Torna a Roma il Vasari perduto. Il Cristo portacroce in mostra alla Galleria Corsini fino al 30 giugno. L’opera era stata trafugata. Due anni fa il ritrovamento negli Usa

di Daniela Fratini
Cronaca

È stato ritrovato due anni fa durante un’asta di Hartford negli Stati Uniti, dove il lotto è stato presentato come dipinto da un anonimo. E adesso è in Italia, nella Capitale. Il volto sognante di Gesù, con la mano che stringe la corona di spine e il braccio forte che sorregge il peso della croce, nella rappresentazione simbolica della passione e della redenzione. È la storia di una riscoperta eccezionale quella del Cristo portacroce, capolavoro dipinto da Giorgio Vasari nel 1553, che da oggi fino al 30 giugno sarà esposto per la prima volta al pubblico dalla Galleria Corsini di Roma.

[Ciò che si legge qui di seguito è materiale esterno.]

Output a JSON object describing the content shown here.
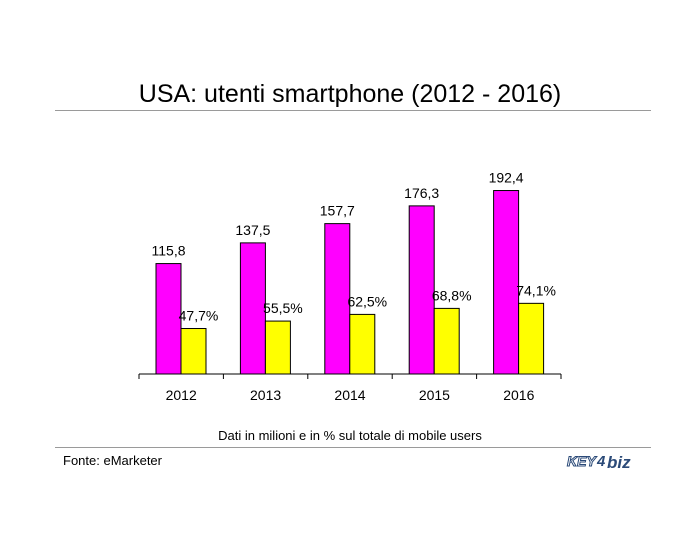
{
  "title": "USA: utenti smartphone (2012 - 2016)",
  "note": "Dati in milioni e in % sul totale di mobile users",
  "source": "Fonte: eMarketer",
  "logo": {
    "text": "KEY4biz"
  },
  "colors": {
    "series_1": "#ff00ff",
    "series_2": "#ffff00",
    "rule": "#9a9a9a",
    "axis": "#000000"
  },
  "chart_data": {
    "type": "bar",
    "categories": [
      "2012",
      "2013",
      "2014",
      "2015",
      "2016"
    ],
    "series": [
      {
        "values": [
          115.8,
          137.5,
          157.7,
          176.3,
          192.4
        ],
        "labels": [
          "115,8",
          "137,5",
          "157,7",
          "176,3",
          "192,4"
        ]
      },
      {
        "values": [
          47.7,
          55.5,
          62.5,
          68.8,
          74.1
        ],
        "labels": [
          "47,7%",
          "55,5%",
          "62,5%",
          "68,8%",
          "74,1%"
        ]
      }
    ],
    "title": "USA: utenti smartphone (2012 - 2016)",
    "xlabel": "",
    "ylabel": "",
    "grid": false,
    "legend": "none"
  }
}
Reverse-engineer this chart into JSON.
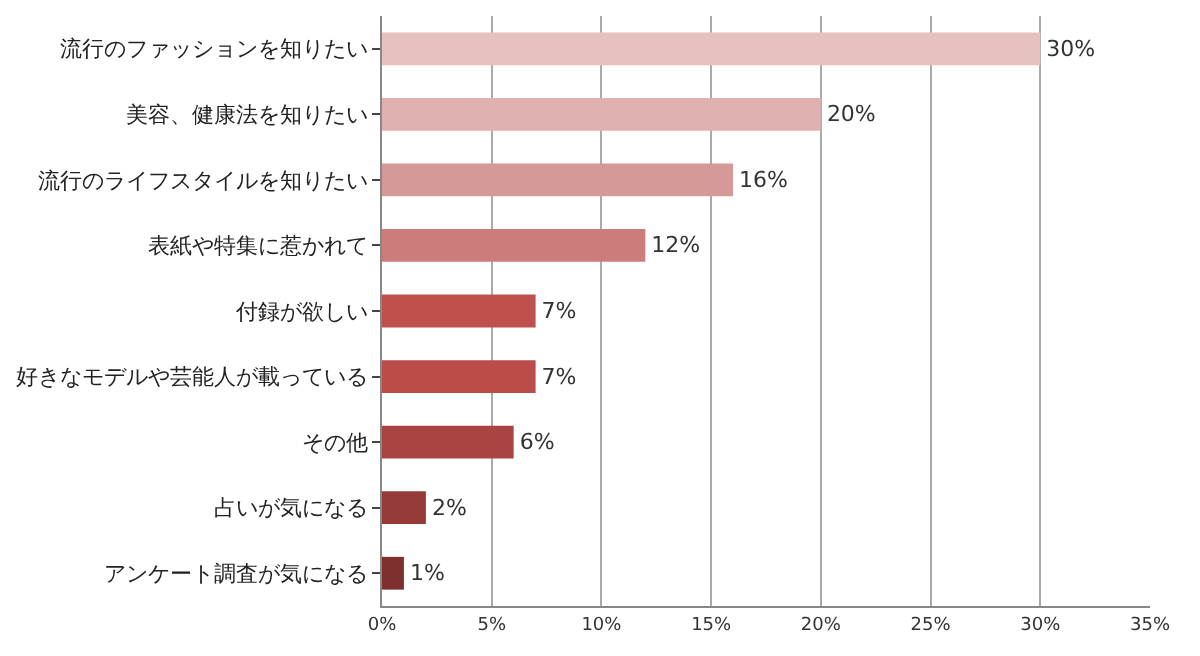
{
  "chart_data": {
    "type": "bar",
    "orientation": "horizontal",
    "categories": [
      "流行のファッションを知りたい",
      "美容、健康法を知りたい",
      "流行のライフスタイルを知りたい",
      "表紙や特集に惹かれて",
      "付録が欲しい",
      "好きなモデルや芸能人が載っている",
      "その他",
      "占いが気になる",
      "アンケート調査が気になる"
    ],
    "values": [
      30,
      20,
      16,
      12,
      7,
      7,
      6,
      2,
      1
    ],
    "colors": [
      "#e6c1c0",
      "#e0b1b0",
      "#d59997",
      "#cc7c7a",
      "#c0504d",
      "#bb4c49",
      "#a94442",
      "#963a38",
      "#7e302e"
    ],
    "value_labels": [
      "30%",
      "20%",
      "16%",
      "12%",
      "7%",
      "7%",
      "6%",
      "2%",
      "1%"
    ],
    "xlim": [
      0,
      35
    ],
    "xticks": [
      {
        "value": 0,
        "label": "0%"
      },
      {
        "value": 5,
        "label": "5%"
      },
      {
        "value": 10,
        "label": "10%"
      },
      {
        "value": 15,
        "label": "15%"
      },
      {
        "value": 20,
        "label": "20%"
      },
      {
        "value": 25,
        "label": "25%"
      },
      {
        "value": 30,
        "label": "30%"
      },
      {
        "value": 35,
        "label": "35%"
      }
    ],
    "grid": "x",
    "legend": false
  }
}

Nel quadro, che l’artista aretino realizzò per il banchiere e collezionista Bindo Altoviti, mentre era a Roma al servizio di Papa Giulio III, è racchiuso proprio il rapporto tra l’artista e il committente, prototipo dell’uomo rinascimentale, dedito alle arti e agli affari, per il quale Vasari aveva realizzato anche la celebre pala dell’Immacolata Concezione della Chiesa di Ognissanti a Firenze. Nell’anno in cui l’opera fu compiuta, Vasari si trovava a Roma, ospite di Altovito nella cui residenza aveva affrescato anche la loggia con il Trionfo di Cerere, unica decorazione sopravvissuta alla distruzione del palazzo nel 1888.

Oggi il Cristo viene restituito alla collettività dopo esser stato considerato a lungo perduto. Della sua storia nel corso dei secoli si sa poco. Acquistato dai Savoia, nel 600 molto probabilmente finì in Francia e poi da lì se ne sono perse le tracce. Fino ai nostri giorni, con la scoperta durante un’asta appunto, e l’identificazione avvenuta grazie all’intuizione di Carlo Falciani, esperto studioso di pittura vasariana. Osservando una foto, Falciani ha infatti riconosciuto il Cristo identificandolo nel quadro registrato da Vasari nel proprio libro delle Ricordanze.

Folgorante nel suo perfetto e calzante allestimento, nel corridoio della Galleria dotata di un nuovo impianto di illuminazione, questa opera dal gusto retrò, con il suo braccio possente e gigantesco, incarna uno dei vertici della produzione dell’artista aretino, oltre a costituire uno degli ultimi dipinti realizzati a Roma prima della sua partenza per Firenze.

Vasari poi entrò al servizio dell’acerrimo nemico di Bindo Altoviti, Cosimo I de’ Medici e si allontanò. Riportata nel suo contesto, l’opera si rivela un caso esemplare per capire le pratiche di lavoro dell’artista e i caratteri peculiari della sua fortunatissima carriera. In occasione della mostra è previsto anche un ciclo di conferenze sull’opera esposta e la figura del Vasari. Sarà inoltre a disposizione di tutti anche un catalogo per spiegare e capire meglio il contesto in cui il Cristo portacroce fu dipinto.